Bristol appears to be treating him in similar fashion. He will start ninth.

“There were times I thought we were right where we need to be [in practice] balance-wise — the car felt great and consistent,” Bowyer said. “And then all of a sudden that [resin] started wearing off, and I thought, ‘Damn, now I don’t feel all the best’ [and] start adjusting to the conditions.

“That’s when you just have to hit time out. … That stuff is going to come and go. You’ve got to have some adjustability built into it.”

Joey Logano: At 98 points back, Logano has to win. We’re only leaving him on this list because if he could finish second each week and one of his three competitors could have disaster.

Logano starts eighth.

“I think we have a general idea of what’s going to happen,” Logano said. “We’ve raced here enough and kind of seen what happens to the top, what happens to the bottom. The bottom is unknown.

“We’ll be ready for anything. Second is unacceptable.”

Erik Jones: He is on the pole for the race Saturday.
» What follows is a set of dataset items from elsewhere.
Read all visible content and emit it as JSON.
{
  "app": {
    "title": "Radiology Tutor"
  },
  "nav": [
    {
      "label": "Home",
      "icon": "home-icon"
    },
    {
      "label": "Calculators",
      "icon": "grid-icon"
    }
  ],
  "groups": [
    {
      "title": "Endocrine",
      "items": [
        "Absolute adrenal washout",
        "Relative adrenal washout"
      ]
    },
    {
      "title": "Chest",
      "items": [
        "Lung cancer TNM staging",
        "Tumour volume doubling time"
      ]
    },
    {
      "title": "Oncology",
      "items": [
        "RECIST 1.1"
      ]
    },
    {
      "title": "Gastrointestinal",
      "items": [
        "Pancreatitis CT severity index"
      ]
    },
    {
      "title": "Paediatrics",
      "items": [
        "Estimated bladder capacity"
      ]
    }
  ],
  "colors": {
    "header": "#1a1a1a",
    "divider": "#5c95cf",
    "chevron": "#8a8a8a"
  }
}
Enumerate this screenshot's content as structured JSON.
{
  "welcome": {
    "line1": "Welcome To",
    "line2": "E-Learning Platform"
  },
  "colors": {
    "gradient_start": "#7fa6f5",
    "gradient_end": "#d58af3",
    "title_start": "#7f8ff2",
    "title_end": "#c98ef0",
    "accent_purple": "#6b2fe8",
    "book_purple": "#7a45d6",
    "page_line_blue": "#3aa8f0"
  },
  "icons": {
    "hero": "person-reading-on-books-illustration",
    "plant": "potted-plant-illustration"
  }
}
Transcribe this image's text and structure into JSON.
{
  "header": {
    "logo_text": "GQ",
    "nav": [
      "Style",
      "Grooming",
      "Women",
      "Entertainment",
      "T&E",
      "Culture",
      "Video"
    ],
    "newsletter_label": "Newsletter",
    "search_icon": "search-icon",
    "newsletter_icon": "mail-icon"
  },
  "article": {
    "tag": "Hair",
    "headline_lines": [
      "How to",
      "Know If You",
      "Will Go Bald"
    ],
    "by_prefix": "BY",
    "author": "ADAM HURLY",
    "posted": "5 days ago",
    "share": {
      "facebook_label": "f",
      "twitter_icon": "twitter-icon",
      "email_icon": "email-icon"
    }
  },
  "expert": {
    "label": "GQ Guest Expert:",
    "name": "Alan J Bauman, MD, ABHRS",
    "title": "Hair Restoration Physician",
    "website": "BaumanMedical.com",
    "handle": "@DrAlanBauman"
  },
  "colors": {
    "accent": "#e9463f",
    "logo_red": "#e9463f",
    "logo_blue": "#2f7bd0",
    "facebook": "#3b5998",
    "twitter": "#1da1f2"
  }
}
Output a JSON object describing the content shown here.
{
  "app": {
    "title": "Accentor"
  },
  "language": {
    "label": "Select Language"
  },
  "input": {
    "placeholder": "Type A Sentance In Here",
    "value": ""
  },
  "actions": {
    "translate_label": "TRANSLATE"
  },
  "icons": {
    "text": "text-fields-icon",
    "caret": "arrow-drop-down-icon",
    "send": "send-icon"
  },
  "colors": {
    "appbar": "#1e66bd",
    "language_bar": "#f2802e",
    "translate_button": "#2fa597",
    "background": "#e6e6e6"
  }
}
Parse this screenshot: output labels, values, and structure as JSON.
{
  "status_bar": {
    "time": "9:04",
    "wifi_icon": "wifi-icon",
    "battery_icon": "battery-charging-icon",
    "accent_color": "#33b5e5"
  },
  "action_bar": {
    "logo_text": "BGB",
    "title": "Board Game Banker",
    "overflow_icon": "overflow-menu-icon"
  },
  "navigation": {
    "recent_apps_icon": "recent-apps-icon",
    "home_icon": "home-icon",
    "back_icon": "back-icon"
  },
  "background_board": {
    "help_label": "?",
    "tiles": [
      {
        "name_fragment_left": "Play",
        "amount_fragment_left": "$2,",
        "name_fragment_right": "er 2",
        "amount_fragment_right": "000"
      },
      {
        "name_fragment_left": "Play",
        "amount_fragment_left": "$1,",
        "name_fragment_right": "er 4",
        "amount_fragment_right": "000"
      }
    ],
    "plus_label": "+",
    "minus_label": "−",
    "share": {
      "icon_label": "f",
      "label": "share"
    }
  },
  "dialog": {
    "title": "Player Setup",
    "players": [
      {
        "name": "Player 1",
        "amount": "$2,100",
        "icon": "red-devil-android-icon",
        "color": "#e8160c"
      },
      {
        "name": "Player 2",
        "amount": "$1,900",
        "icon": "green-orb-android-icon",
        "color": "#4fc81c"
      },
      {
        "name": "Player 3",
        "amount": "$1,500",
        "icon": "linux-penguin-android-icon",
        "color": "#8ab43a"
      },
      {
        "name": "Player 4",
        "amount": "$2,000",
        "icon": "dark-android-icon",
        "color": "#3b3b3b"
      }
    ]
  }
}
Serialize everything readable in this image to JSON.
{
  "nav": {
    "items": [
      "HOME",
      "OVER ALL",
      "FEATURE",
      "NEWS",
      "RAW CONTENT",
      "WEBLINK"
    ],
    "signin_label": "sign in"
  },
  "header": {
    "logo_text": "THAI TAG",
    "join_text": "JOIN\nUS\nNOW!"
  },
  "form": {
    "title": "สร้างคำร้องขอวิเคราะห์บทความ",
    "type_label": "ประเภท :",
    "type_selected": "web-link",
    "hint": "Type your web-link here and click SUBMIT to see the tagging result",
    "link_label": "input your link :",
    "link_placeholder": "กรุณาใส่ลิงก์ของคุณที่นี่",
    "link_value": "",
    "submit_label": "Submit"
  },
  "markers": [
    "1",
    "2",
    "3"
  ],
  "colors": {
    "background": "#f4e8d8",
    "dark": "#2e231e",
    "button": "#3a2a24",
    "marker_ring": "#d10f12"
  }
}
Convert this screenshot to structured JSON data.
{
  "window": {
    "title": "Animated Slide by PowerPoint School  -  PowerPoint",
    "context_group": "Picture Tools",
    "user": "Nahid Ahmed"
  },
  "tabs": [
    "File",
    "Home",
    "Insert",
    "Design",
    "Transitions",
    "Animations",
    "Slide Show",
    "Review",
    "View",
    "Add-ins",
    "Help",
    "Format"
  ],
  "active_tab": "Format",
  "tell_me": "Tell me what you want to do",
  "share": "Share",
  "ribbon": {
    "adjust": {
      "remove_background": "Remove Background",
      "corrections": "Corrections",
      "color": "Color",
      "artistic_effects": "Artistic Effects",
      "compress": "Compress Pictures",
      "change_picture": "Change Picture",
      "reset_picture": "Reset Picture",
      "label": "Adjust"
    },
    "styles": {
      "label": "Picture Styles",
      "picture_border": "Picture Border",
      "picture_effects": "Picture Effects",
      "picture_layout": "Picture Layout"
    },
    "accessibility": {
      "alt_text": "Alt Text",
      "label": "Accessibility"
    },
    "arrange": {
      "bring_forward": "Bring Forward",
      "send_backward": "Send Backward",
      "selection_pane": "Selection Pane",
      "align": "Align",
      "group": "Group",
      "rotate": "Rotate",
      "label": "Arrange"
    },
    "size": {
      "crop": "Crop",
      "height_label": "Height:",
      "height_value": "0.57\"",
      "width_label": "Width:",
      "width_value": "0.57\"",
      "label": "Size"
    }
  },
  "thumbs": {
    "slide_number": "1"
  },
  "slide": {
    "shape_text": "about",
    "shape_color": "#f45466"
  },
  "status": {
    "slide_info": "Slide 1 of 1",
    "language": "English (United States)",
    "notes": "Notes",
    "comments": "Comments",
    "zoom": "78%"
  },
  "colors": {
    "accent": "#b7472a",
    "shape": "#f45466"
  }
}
At 16th in the points, Jones has to win as he is 130 points behind Kenseth.

“[The pole] honestly doesn’t transfer as much now because the track is going to change so much,” Jones said. “We worked back and forth [in practice] between the bottom and the top line to try to balance that out.

“It’s definitely going to be a different track. You’re going to see it change a lot in the first hundred laps. But either way, the way I look at it is we’ve got a really fast car.”

No other driver beyond the bubble drivers and those who have won this year are starting in the top 10 at Bristol.